本書のなかで個人的に有益だと思った箇所は以下の3つです。

  1. 人間の脳はマルチタスクが出来ないようになっている
  2. 現代はシングルタスクに専念できない時代
  3. タイムシフトを活用して人生を有意義に

【SINGLE TASK 一点集中術】の中には、「マルチタスクをやめれば人生が変わる」理由が書かれています。
【人生を変えたい】と思っている人はぜひ手に取ってみてください。

以下には個人的に有益だと感じたポイントをまとめていきます。

人間の脳はマルチタスクが出来ないようになっている

皆さんは無意識のうちにマルチタスクばかりしてませんか??

勉強をしながらYouTubeを開いたり、仕事の資料を作りながらメールをチェックしてしまうことはありませんか?
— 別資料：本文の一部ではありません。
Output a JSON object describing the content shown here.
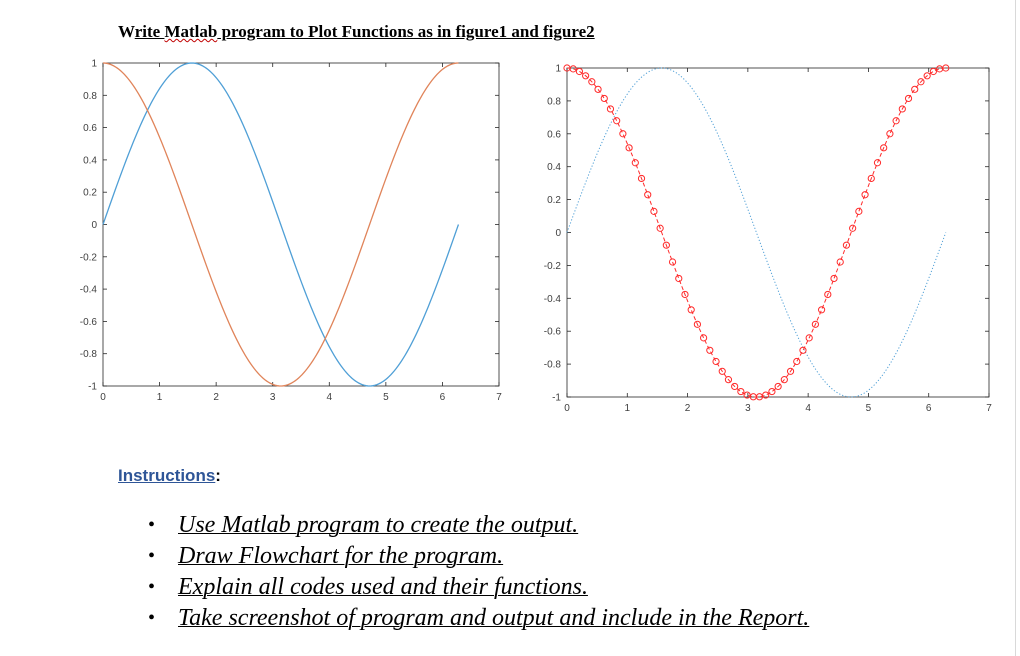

心当たりがある人はきっと、「時間がないから一度に色々なことをしなきゃ!」と考えてると思います。

仕事や家事、育児をしていると、いくら頑張っても時間は足りませんよね。
だからこそ色々なことを同時にやって、どんどんタスクをこなしていきたい!と考える人は多いでしょう。
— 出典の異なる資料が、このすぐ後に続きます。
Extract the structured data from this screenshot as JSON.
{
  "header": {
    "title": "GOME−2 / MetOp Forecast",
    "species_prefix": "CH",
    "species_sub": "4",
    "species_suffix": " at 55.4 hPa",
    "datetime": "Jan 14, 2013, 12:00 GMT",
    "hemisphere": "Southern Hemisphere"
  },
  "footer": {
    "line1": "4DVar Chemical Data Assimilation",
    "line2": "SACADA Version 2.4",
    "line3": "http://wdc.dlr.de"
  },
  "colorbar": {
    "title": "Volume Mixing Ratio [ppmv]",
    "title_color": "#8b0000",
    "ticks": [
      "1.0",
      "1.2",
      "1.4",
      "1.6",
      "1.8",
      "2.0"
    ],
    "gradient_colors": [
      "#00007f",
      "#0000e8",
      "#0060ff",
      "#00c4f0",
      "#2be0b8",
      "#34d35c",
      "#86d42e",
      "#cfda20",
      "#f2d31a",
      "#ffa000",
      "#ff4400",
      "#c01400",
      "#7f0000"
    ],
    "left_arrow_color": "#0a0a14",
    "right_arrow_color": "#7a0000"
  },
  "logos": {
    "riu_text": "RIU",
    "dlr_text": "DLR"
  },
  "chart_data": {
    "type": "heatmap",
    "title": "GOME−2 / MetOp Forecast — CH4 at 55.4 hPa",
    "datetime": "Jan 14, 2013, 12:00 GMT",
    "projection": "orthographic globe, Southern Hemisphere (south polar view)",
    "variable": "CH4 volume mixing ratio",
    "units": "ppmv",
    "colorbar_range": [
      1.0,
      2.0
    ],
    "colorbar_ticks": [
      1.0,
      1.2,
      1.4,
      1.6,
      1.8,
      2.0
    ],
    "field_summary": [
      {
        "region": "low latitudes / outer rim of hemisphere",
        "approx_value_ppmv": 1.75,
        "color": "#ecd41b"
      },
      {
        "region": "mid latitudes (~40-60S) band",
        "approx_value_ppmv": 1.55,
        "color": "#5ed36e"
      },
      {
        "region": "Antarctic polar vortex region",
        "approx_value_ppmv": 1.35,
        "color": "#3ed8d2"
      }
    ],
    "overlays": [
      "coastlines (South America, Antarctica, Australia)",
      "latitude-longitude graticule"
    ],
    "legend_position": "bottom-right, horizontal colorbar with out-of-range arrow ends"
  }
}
でもこの考え方が生産性を下げる要因になっていたのです。

人間はマルチタスクができない

人間はマルチタスクができない構造(脳)になっています。

これを聞くと、「え?何かをしながら何かをするって普通のことじゃない?」と思う人もいるかもしれません。

たしかに私たちは一度に複数のタスク(マルチタスク)をこなすことができるように思えます。
でもそれは勘違いなのです。

あなたができると思っているマルチタスクは、同時にタスクをこなしているのではなく、タスクを切り替えているだけです。

例えばTwitterをいじりながら友人と話している状況を思い浮かべてみましょう。

一見すると、Twitterと会話を同時にこなしている、つまりマルチタスクをしているように思えます。

ですが実際は、「Twitterを操作する」⇆「友人と話す」というタスクを交互に切り替えているだけなのです。
その証拠に、友人と話をしているのにスマホをいじってしまったせいで、「友人が何を言ったのか聞いていなかった」、ということを経験した人は多いはずです。

人間がマルチタスクをできないことは科学的に証明されている

【SINGLE TASK 一点集中術】では複数の文献を紹介しています。
文献をもとにしているのでこの本の内容の信頼性が高いです。
以下に紹介されている文献の例をあげていきます。
*①②には文献のリンクを貼っておきます。

  1. 脳は一度に2つ以上のことに集中することができない
  2. マルチタスクと言われていることは「タスク・スイッチング」にすぎない
  3. マルチタスカーは集中力が低く、生産性も低い

マルチタスクをすることによる弊害

マルチタスクをしていると、どうしても注意散漫になってしまいます。
そのせいで脳は情報を効率良く処理したり、処理した情報を記憶することが難しくなります。
実際、マルチタスクばかりしていると年齢にかかわらず記憶力と理解力が低下するという報告があります。

記憶力と理解力がなければ、情報を正確に把握したり他の状況で応用することができなくります。
資料や本を読んでも頭に入らなかったり、研修会で受けた講義の内容も理解できません。

こんなことになったら仕事や勉強が上手く行くわけないですよね。

現代はシングルタスクに専念できない環境

「マルチタスクばかりしてる自分はバカだ」なんてことは思わないでください。
あなたがマルチタスクばかりしてしまうのは、あなたのせいではありません。

インターネットやSNSが普及した現代は、多くの人にとってマルチタスクをせざるを得ない状況に追い込まれているのです。

シングルタスクができない要因

PCで資料や書類を作っている間にメールやLINEの通知がひっきりなしにきますし、抱えている仕事も複数ありますよね。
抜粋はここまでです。